Capricciosa salad: the recipe for the famous rich and delicious Piedmontese aperitif

موقع أيام نيوز

Preparation: 15 mins Rest: 30 mins Difficulty: Easy Servings for: 4 people Picture ingredients Mayonnaise 200g

ham cooked in a single slice 100g Emmental 100g Carrots 2 white wine vinegar 2 tablespoons Lemon 1 Celeriac 1 small sweet mustard

The capricciosa salad is a simple but very tasty dish, typical of Piedmontese cuisine. A festive starter based on carrots and celeriac cut into julienne strips, cubes of cooked ham and slices of cheese, richly seasoned with a delicious sauce obtained by mixing mayonnaise with sweet mustard.

Similar to the Russian salad , it differs above all in the method of preparing the vegetables which, in the first case, are blanched in boiling water, while here they are finely cut with a knife and left to marinate raw in a bowl with vinegar and a pinch of salt. Once ready, you can serve it on a single platter, to open a lunch or dinner with distinguished guests, offer it in pretty individual portions at aperitif time or use it to garnish appetizing tartines and tartines .

For best results, we suggest collecting the vegetables, as they are sliced, in a bowl of ice water acidulated with lemon juice: this way they will not turn black and will remain firm and crunchy.

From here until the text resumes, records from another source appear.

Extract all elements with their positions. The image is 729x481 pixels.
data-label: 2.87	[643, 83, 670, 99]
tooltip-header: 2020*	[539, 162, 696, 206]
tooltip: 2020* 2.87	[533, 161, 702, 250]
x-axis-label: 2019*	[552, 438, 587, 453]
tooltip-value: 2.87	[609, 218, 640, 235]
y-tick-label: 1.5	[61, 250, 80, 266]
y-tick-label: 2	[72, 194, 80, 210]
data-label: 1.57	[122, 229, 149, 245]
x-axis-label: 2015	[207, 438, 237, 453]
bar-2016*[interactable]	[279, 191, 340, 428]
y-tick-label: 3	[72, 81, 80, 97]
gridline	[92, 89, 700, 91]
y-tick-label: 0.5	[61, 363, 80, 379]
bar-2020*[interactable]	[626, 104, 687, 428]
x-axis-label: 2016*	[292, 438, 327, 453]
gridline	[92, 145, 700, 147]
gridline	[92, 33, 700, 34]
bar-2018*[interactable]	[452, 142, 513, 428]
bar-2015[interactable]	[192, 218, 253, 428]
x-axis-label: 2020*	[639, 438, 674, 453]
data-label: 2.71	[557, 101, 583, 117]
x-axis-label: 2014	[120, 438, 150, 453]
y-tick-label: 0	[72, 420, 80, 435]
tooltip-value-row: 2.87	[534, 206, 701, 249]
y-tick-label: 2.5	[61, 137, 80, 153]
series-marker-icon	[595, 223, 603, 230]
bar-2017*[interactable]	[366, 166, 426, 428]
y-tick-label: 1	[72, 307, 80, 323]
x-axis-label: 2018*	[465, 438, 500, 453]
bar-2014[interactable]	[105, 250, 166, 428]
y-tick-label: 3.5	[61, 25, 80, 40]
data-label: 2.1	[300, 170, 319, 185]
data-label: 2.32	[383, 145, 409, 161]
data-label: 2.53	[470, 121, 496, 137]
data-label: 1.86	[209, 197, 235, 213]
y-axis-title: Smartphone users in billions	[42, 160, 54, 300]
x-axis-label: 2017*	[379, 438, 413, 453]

There are many variations of this recipe, made with the addition of the most varied ingredients: capers, gherkins, tuna fillets in oil, peppers, grilled chicken, shrimp, smoked salmon… If you want, for a lighter result, you can replace the mayonnaise with equal amounts of Greek yogurt, or you can flavor the salad with a pinch of turmeric or chopped chives.

Discover how to prepare the capricciosa salad by following the step-by-step procedure and tips. If you liked this recipe, also try the kale and carrot salad .

How to prepare a capricious salad

Step 1

Cut the carrots, peel them, cut them finely with a potato peeler1 and cut them into julienne strips. As they are ready, collect them in a bowl with iced water and the juice of 1/2 lemon: this way they will remain crunchy and will not blacken.